Is there any adult who doesn't know that without producing photographic identification, it is virtually impossible to cash a check, board an aircraft, pick up one's mail, purchase full-strength Sudafed, pick up a ticket at a will-call window or even rent a DVD from Blockbuster? Does it not stand to reason that the privilege of voting, paid for in full by brave men and women, should command at least that degree of respect and dignity?
Admittedly, there are people who don't drive and do not possess the most common form of ID, the driver's license. Those who wish to excuse them from the requirement infer that many cannot afford or are otherwise unable to acquire the documentation (birth certificate) required for a state ID. But while one may not apply for or receive Social Security or food stamps without identification — a driver's license, a state ID or a birth certificate — the disadvantaged do seem to receive Social Security and/or food stamps.
The provisions of SB 3 do require photo identification for voters — driver's license; Armed Forces, National Guard, Veterans Affairs or state ID card; or other photo document certified by state or federal authority. Those lacking the identification are permitted to cast a provisional ballot provided they can be identified by their signature on file with the election authority.

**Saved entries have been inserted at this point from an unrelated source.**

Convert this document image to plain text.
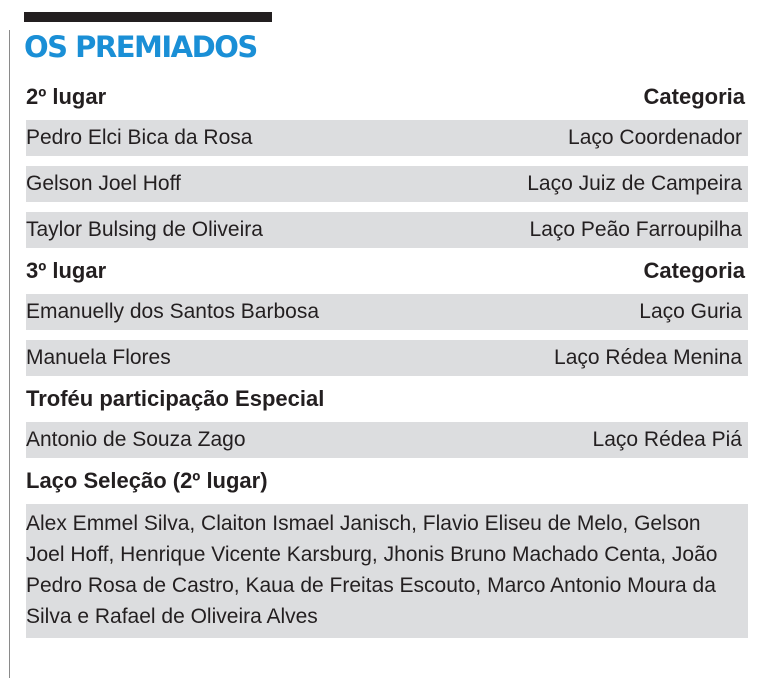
OS PREMIADOS
2º lugar	Categoria
Pedro Elci Bica da Rosa	Laço Coordenador
Gelson Joel Hoff	Laço Juiz de Campeira
Taylor Bulsing de Oliveira	Laço Peão Farroupilha
3º lugar	Categoria
Emanuelly dos Santos Barbosa	Laço Guria
Manuela Flores	Laço Rédea Menina
Troféu participação Especial
Antonio de Souza Zago	Laço Rédea Piá
Laço Seleção (2º lugar)
Alex Emmel Silva, Claiton Ismael Janisch, Flavio Eliseu de Melo, Gelson Joel Hoff, Henrique Vicente Karsburg, Jhonis Bruno Machado Centa, João Pedro Rosa de Castro, Kaua de Freitas Escouto, Marco Antonio Moura da Silva e Rafael de Oliveira Alves
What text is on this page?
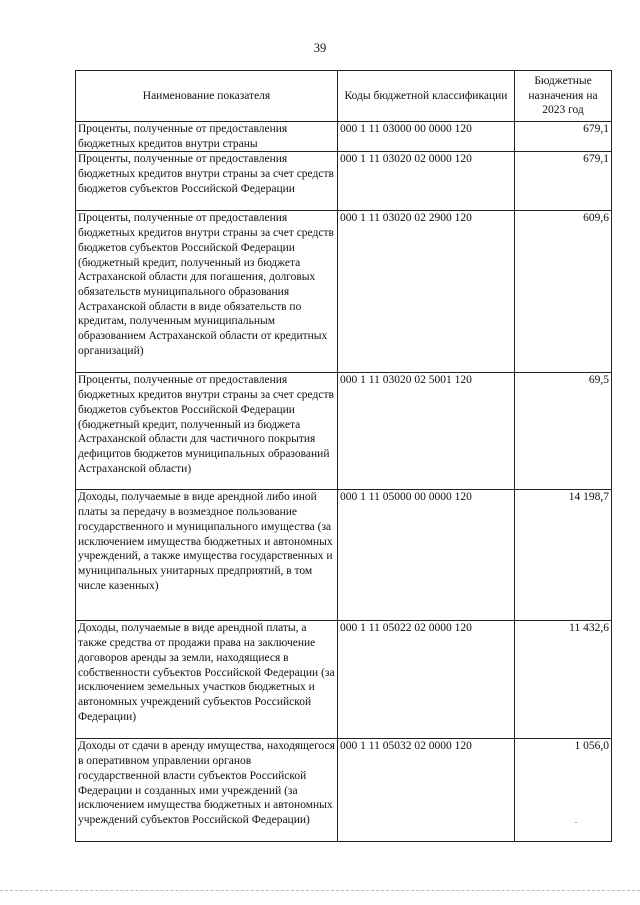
39
Наименование показателя	Коды бюджетной классификации	Бюджетные назначения на 2023 год
Проценты, полученные от предоставления бюджетных кредитов внутри страны	000 1 11 03000 00 0000 120	679,1
Проценты, полученные от предоставления бюджетных кредитов внутри страны за счет средств бюджетов субъектов Российской Федерации	000 1 11 03020 02 0000 120	679,1
Проценты, полученные от предоставления бюджетных кредитов внутри страны за счет средств бюджетов субъектов Российской Федерации (бюджетный кредит, полученный из бюджета Астраханской области для погашения, долговых обязательств муниципального образования Астраханской области в виде обязательств по кредитам, полученным муниципальным образованием Астраханской области от кредитных организаций)	000 1 11 03020 02 2900 120	609,6
Проценты, полученные от предоставления бюджетных кредитов внутри страны за счет средств бюджетов субъектов Российской Федерации (бюджетный кредит, полученный из бюджета Астраханской области для частичного покрытия дефицитов бюджетов муниципальных образований Астраханской области)	000 1 11 03020 02 5001 120	69,5
Доходы, получаемые в виде арендной либо иной платы за передачу в возмездное пользование государственного и муниципального имущества (за исключением имущества бюджетных и автономных учреждений, а также имущества государственных и муниципальных унитарных предприятий, в том числе казенных)	000 1 11 05000 00 0000 120	14 198,7
Доходы, получаемые в виде арендной платы, а также средства от продажи права на заключение договоров аренды за земли, находящиеся в собственности субъектов Российской Федерации (за исключением земельных участков бюджетных и автономных учреждений субъектов Российской Федерации)	000 1 11 05022 02 0000 120	11 432,6
Доходы от сдачи в аренду имущества, находящегося в оперативном управлении органов государственной власти субъектов Российской Федерации и созданных ими учреждений (за исключением имущества бюджетных и автономных учреждений субъектов Российской Федерации)	000 1 11 05032 02 0000 120	1 056,0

Moreover, the proposed act stipulates that the secretary of state will provide notice of the ID requirements and that the state provide at least one form of identification and at least one document to acquire that identification for those who do not possess one. In each instance, the identification and documentation are to be provided at no cost to the voter, thus further dispelling the myth that the poor or disadvantaged will be unable to cast a ballot.
Consequently, the difficulty in acquiring the required credentials for those who actually intend to vote is highly exaggerated. It would also appear to be in the best interests of the political parties to assist and encourage their poor, disabled, elderly and minority members in the acquisition of the necessary documentation — much as they do now in driving them to the polls on election day.
Again, the presumption that the Democratic Party owns a monopoly on disadvantaged voters and, as such, they are more apt to be disenfranchised is not substantiated by fact. Equally questionable is the estimated photo ID-induced "disenfranchisement" of 300,000 voters, particularly when another million and a half stayed home.
I may be overly optimistic, but I believe the Democratic Party patronizes and short-changes its constituents by announcing they somehow lack the initiative or the ability to meet requirements to vote. Disadvantaged Republican voters don't seem to have that problem.
Finally, the requirement to produce a photo ID to obtain a ballot will not eliminate voter fraud per se. But, as is the case with locks and fences, it will serve to keep honest people honest.